Operation Paperclip

Loucks found Schreiber to be “cooperative in all respects” and hired him to work for the U.S. Chemical Corps “in compiling data concerning the Nazi Chemical Corps.” To oversee the project, General Loucks traveled back and forth from Heidelberg to Camp King. Next, Schreiber was hired to write a monograph for the U.S. Army about his experiences in Russia. When Loucks was finished working with Schreiber, he was asked by Camp King’s commanding officer, Lieutenant Colonel Gordon D. Ingraham, if he would testify as to Schreiber’s character for the doctor’s OMGUS security report. Given Schreiber’s position as a general in the Nazi high command, it was going to take serious effort on the part of JIOA to bring Schreiber into the United States. Loucks agreed but was uncharacteristically skeptical of the Nazi general’s motivations. “Loucks stated subject was energetic and a good organizer of work projects.… Schreiber had apparently given accurate information [to Loucks] on all occasions [which has] been checked and confirmed by Technical Research experts in the United States.… However, Loucks stated that Schreiber may also have given this same information ‘to the Russians.’ ” Loucks told Lieutenant Colonel Ingraham that he “believed that Schreiber could be persuaded by any attractive offer.” In other words, Schreiber’s loyalty could be bought.

 

At Camp King, Dr. Schreiber and his family were moved into a nice home provided by the U.S. Army. Despite General Loucks’s concern about Schreiber’s trustworthiness, in November 1949 Major General Dr. Walter Schreiber was hired by army intelligence to serve as post physician at the clandestine interrogation facility that was Camp King.

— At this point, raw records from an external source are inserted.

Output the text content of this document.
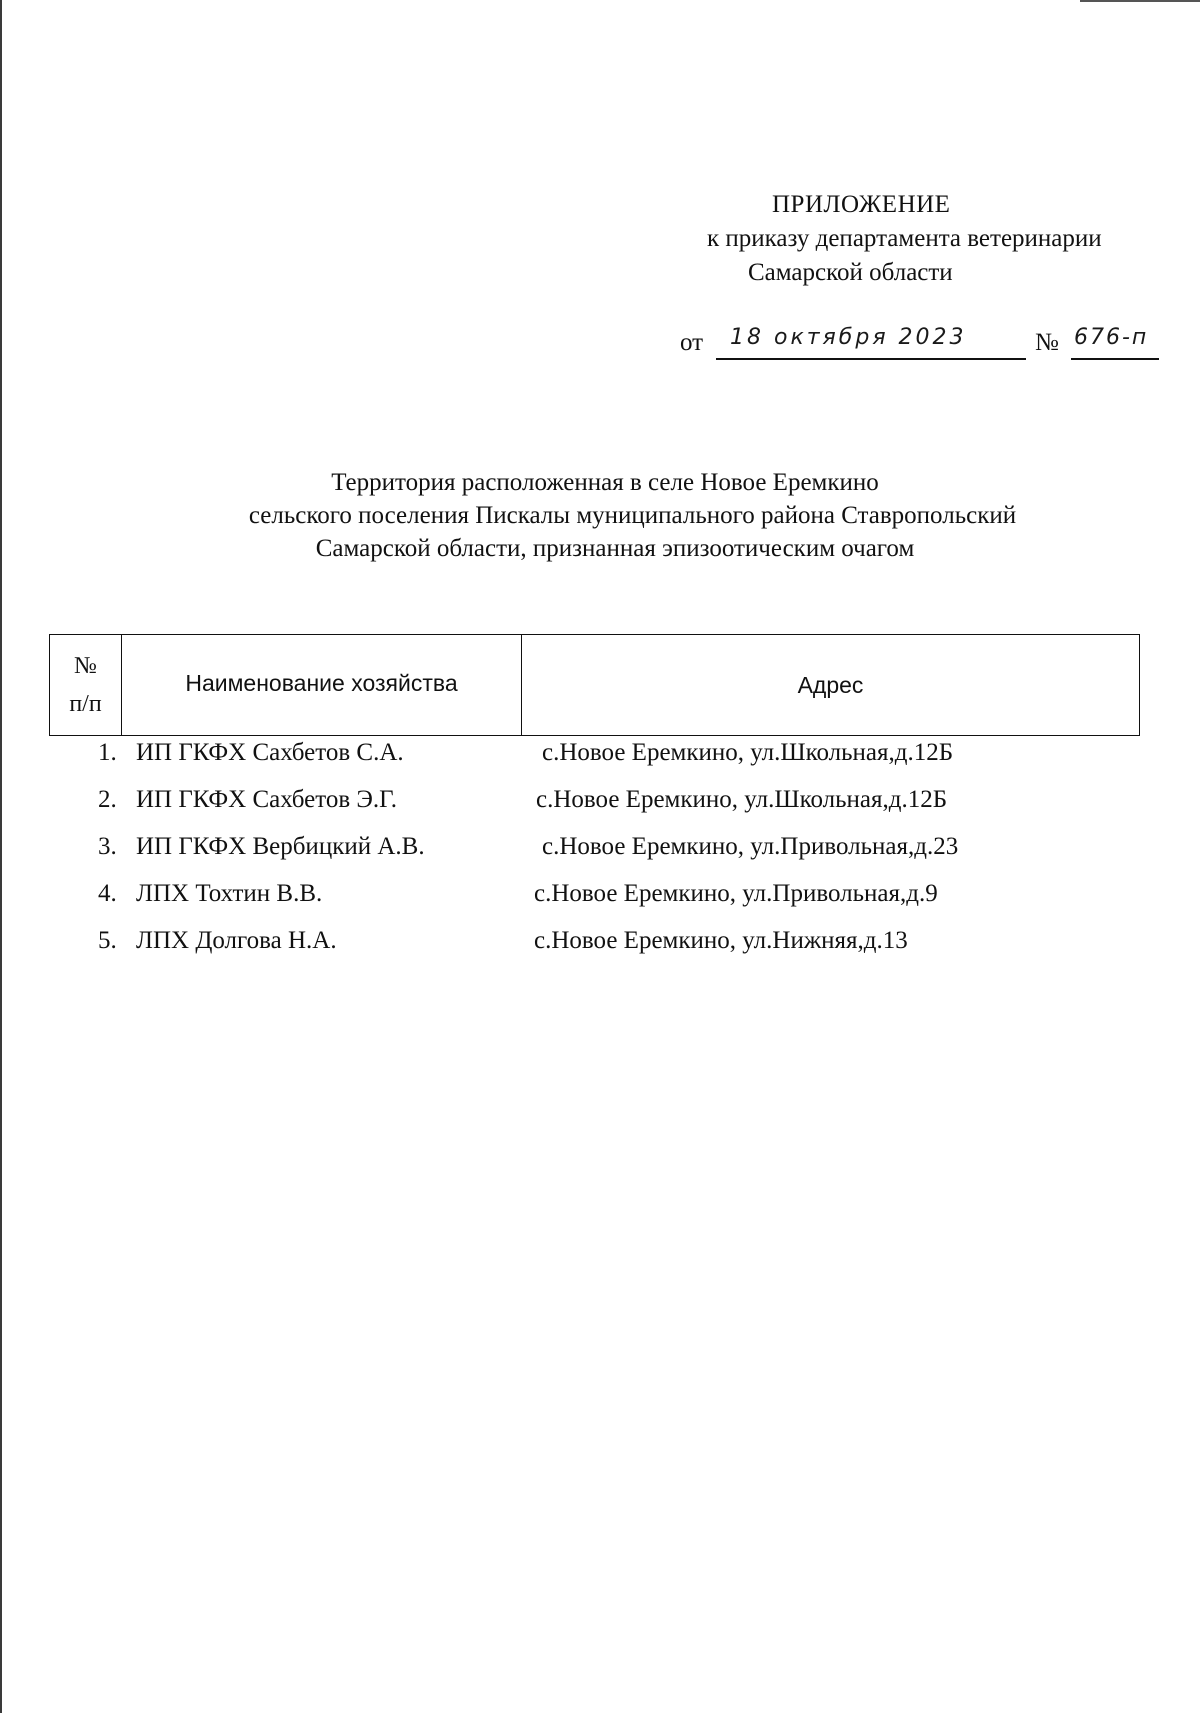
ПРИЛОЖЕНИЕ
к приказу департамента ветеринарии
Самарской области
от 18 октября 2023	№ 676-п
Территория расположенная в селе Новое Еремкино
сельского поселения Пискалы муниципального района Ставропольский
Самарской области, признанная эпизоотическим очагом
№
п/п
	Наименование хозяйства	Адрес
1. ИП ГКФХ Сахбетов С.А.	с.Новое Еремкино, ул.Школьная,д.12Б
2. ИП ГКФХ Сахбетов Э.Г.	с.Новое Еремкино, ул.Школьная,д.12Б
3. ИП ГКФХ Вербицкий А.В.	с.Новое Еремкино, ул.Привольная,д.23
4. ЛПХ Тохтин В.В.	с.Новое Еремкино, ул.Привольная,д.9
5. ЛПХ Долгова Н.А.	с.Новое Еремкино, ул.Нижняя,д.13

According to Schreiber’s declassified OMGUS security report, his new job involved “handling all the medical problems at Camp King [and] caring for internees.” This meant Schreiber was in charge of the health and well-being of the Soviet prisoners held here, some of whom were being subjected to “special interrogation methods” by the CIA. Given the army’s obsession with Soviet spies and the possibility of double agents, hiring a Nazi general turned Soviet starshina was an unusual choice when one considered the real possibility that Schreiber had not escaped from the Russians but was working for them. If Schreiber was a Soviet spy, it would have been very easy for him to learn everything that the CIA and military intelligence were doing at Camp King.

 

On the other hand, if Schreiber really had escaped from the Russians, then there was a lot to be exploited from his Soviet experience. Having been a prisoner of the Russians for the past three and a half years, he was familiar with at least some of the Soviets’ interrogation techniques. He spoke Russian fluently as well. Lieutenant Colonel Ingraham was confident that Dr. Schreiber was a truth-teller. Ingraham kept him on as post doctor until August 1951. Colonel Ingraham also hired Schreiber’s twenty-three-year-old daughter, Dorothea Schreiber, to serve as his personal secretary.

 

While employed at Camp King, Schreiber told his Army handler that the Russians were trying to capture and kill him and he asked to use the cover name of “Doc Fischer,” to hide his identity. It was a cryptic choice for an alias. “Fisher” had been the name of the Soviet handler from whom Schreiber had allegedly escaped, in Dresden, and it was also the name of an SS doctor who served as one of Schreiber’s wartime subordinates at the Ravensbrück concentration camp. Dr. Fritz Fischer had performed medical experiments on Polish women and girls at Ravensbrück, crimes for which he had been tried and convicted of murder at the Nuremberg doctors’ trial. Fritz Fischer was one of the few doctors who had accepted his guilt over the course of the trial. After hearing some particularly shocking witness testimony against him, Dr. Fischer confided in war crimes investigator Dr. Alexander about how he felt. “I would have liked to stand up and say hang me immediately,” Fischer told Alexander.

 

Looking at the whole scenario—Dr. Schreiber, Doc Fischer, the Soviet Mr. Fisher, and the SS doctor Fritz Fischer—was like seeing a man standing in a hall of mirrors. But then again Operation Paperclip was a world marked by duplicity and deception. It was impossible to know who was telling the truth.

 

 

In September 1949, John J. McCloy became U.S. high commissioner of Allied Germany, marking the end of more than four years of military rule of Germany by the Allies. The day also marked the beginning of the end of the time Dr. Otto Ambros would spend in prison for war crimes. Soon he would be placed on the Operation Paperclip target list.